Hamlet and civil parish in Devon, England

Pancrasweek is a village and civil parish and hamlet in the far west of Devon, England forming part of the local government district of Torridge and lying about three miles north west of the town of Holsworthy.

It is bordered clockwise from the north by the Devon parishes of Bradworthy, Holsworthy Hamlets, a small part of Pyworthy, and Bridgerule. The parish consists of small scattered settlements with a population of 217 in 2001, down from 277 in 1901. It is bounded to the west by the River Tamar (in its upper course) which for much of its length delineates Cornwall's border with Devon; a small part of the parish of Pancrasweek (including the farms/hamlets of Hudson and Dexbeer) however extends across the river onto the west side.

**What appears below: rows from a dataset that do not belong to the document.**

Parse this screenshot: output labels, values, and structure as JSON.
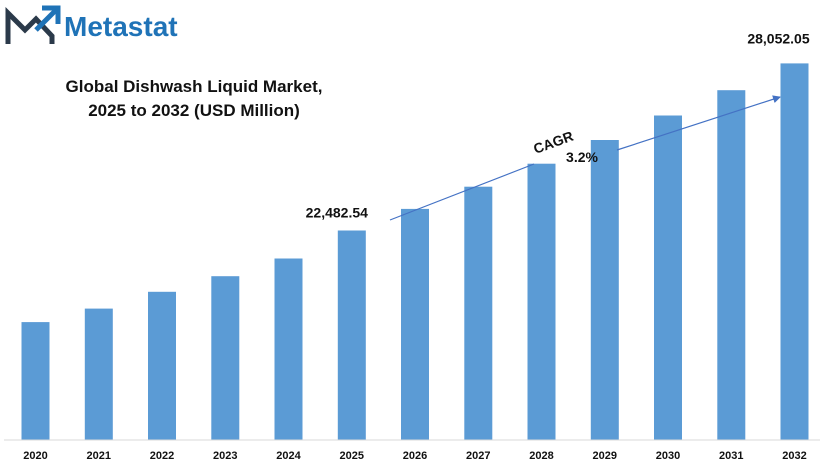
{
  "brand": {
    "name": "Metastat",
    "logo_icon": "m-chart-logo-icon",
    "colors": {
      "logo_dark": "#2b3a4a",
      "logo_blue": "#1f73b7"
    }
  },
  "chart_data": {
    "type": "bar",
    "title": "Global Dishwash Liquid Market,",
    "subtitle": "2025 to 2032 (USD Million)",
    "categories": [
      "2020",
      "2021",
      "2022",
      "2023",
      "2024",
      "2025",
      "2026",
      "2027",
      "2028",
      "2029",
      "2030",
      "2031",
      "2032"
    ],
    "values": [
      19430,
      19880,
      20440,
      20960,
      21550,
      22482.54,
      23202,
      23944,
      24710,
      25501,
      26317,
      27159,
      28052.05
    ],
    "data_labels": [
      {
        "index": 5,
        "text": "22,482.54"
      },
      {
        "index": 12,
        "text": "28,052.05"
      }
    ],
    "annotation": {
      "label": "CAGR",
      "value": "3.2%"
    },
    "xlabel": "",
    "ylabel": "",
    "ylim": [
      15500,
      29500
    ],
    "grid": false,
    "legend": "none",
    "colors": {
      "bar": "#5b9bd5",
      "arrow": "#4472c4",
      "axis": "#d9d9d9"
    }
  }
}
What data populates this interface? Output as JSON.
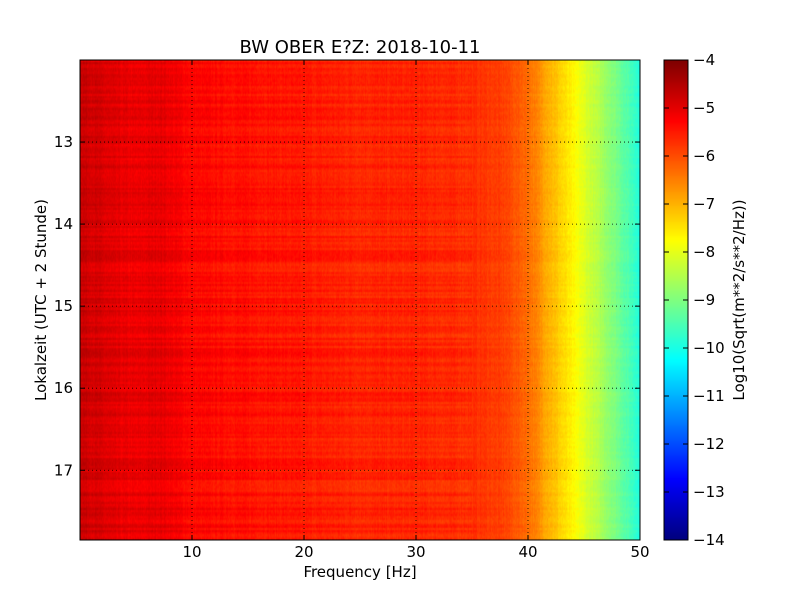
{
  "chart_data": {
    "type": "heatmap",
    "title": "BW OBER E?Z: 2018-10-11",
    "xlabel": "Frequency [Hz]",
    "ylabel": "Lokalzeit (UTC + 2 Stunde)",
    "colorbar_label": "Log10(Sqrt(m**2/s**2/Hz))",
    "x_range": [
      0,
      50
    ],
    "y_range": [
      12.0,
      17.85
    ],
    "y_inverted": true,
    "x_ticks": [
      {
        "value": 10,
        "label": "10"
      },
      {
        "value": 20,
        "label": "20"
      },
      {
        "value": 30,
        "label": "30"
      },
      {
        "value": 40,
        "label": "40"
      },
      {
        "value": 50,
        "label": "50"
      }
    ],
    "y_ticks": [
      {
        "value": 13,
        "label": "13"
      },
      {
        "value": 14,
        "label": "14"
      },
      {
        "value": 15,
        "label": "15"
      },
      {
        "value": 16,
        "label": "16"
      },
      {
        "value": 17,
        "label": "17"
      }
    ],
    "colorbar_range": [
      -14,
      -4
    ],
    "colorbar_ticks": [
      {
        "value": -4,
        "label": "−4"
      },
      {
        "value": -5,
        "label": "−5"
      },
      {
        "value": -6,
        "label": "−6"
      },
      {
        "value": -7,
        "label": "−7"
      },
      {
        "value": -8,
        "label": "−8"
      },
      {
        "value": -9,
        "label": "−9"
      },
      {
        "value": -10,
        "label": "−10"
      },
      {
        "value": -11,
        "label": "−11"
      },
      {
        "value": -12,
        "label": "−12"
      },
      {
        "value": -13,
        "label": "−13"
      },
      {
        "value": -14,
        "label": "−14"
      }
    ],
    "colormap": "jet",
    "grid": true,
    "frequency_profile": {
      "frequency": [
        0,
        1,
        3,
        5,
        7,
        10,
        15,
        20,
        25,
        30,
        35,
        38,
        40,
        42,
        44,
        46,
        48,
        50
      ],
      "level": [
        -4.7,
        -4.8,
        -5.0,
        -5.1,
        -5.0,
        -5.3,
        -5.4,
        -5.5,
        -5.6,
        -5.6,
        -5.7,
        -5.9,
        -6.3,
        -7.0,
        -7.7,
        -8.4,
        -9.1,
        -9.9
      ]
    }
  }
}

The parish church, dedicated to Saint Pancras, stands alone on a hill in the south of the parish. Hoskins' Devon dates it to the 15th century with traces of Norman work in the walls of the nave, and says that its tower has fine crocketted pinnacles of the West Devon type. Pevsner states that the church was restored between 1894 and 1910 and that it has richly carved wagon roofs. At the hamlet of Lana about a mile north of the church is a Wesleyan chapel built in 1838, said by Pevsner to be the most attractive in Devon.

Part of the Lower Tamar Lake lies within the parish. This artificial lake was constructed in the 1820s to supply water to the Bude Canal, but it is now a haven for wildlife and is popular for coarse fishing.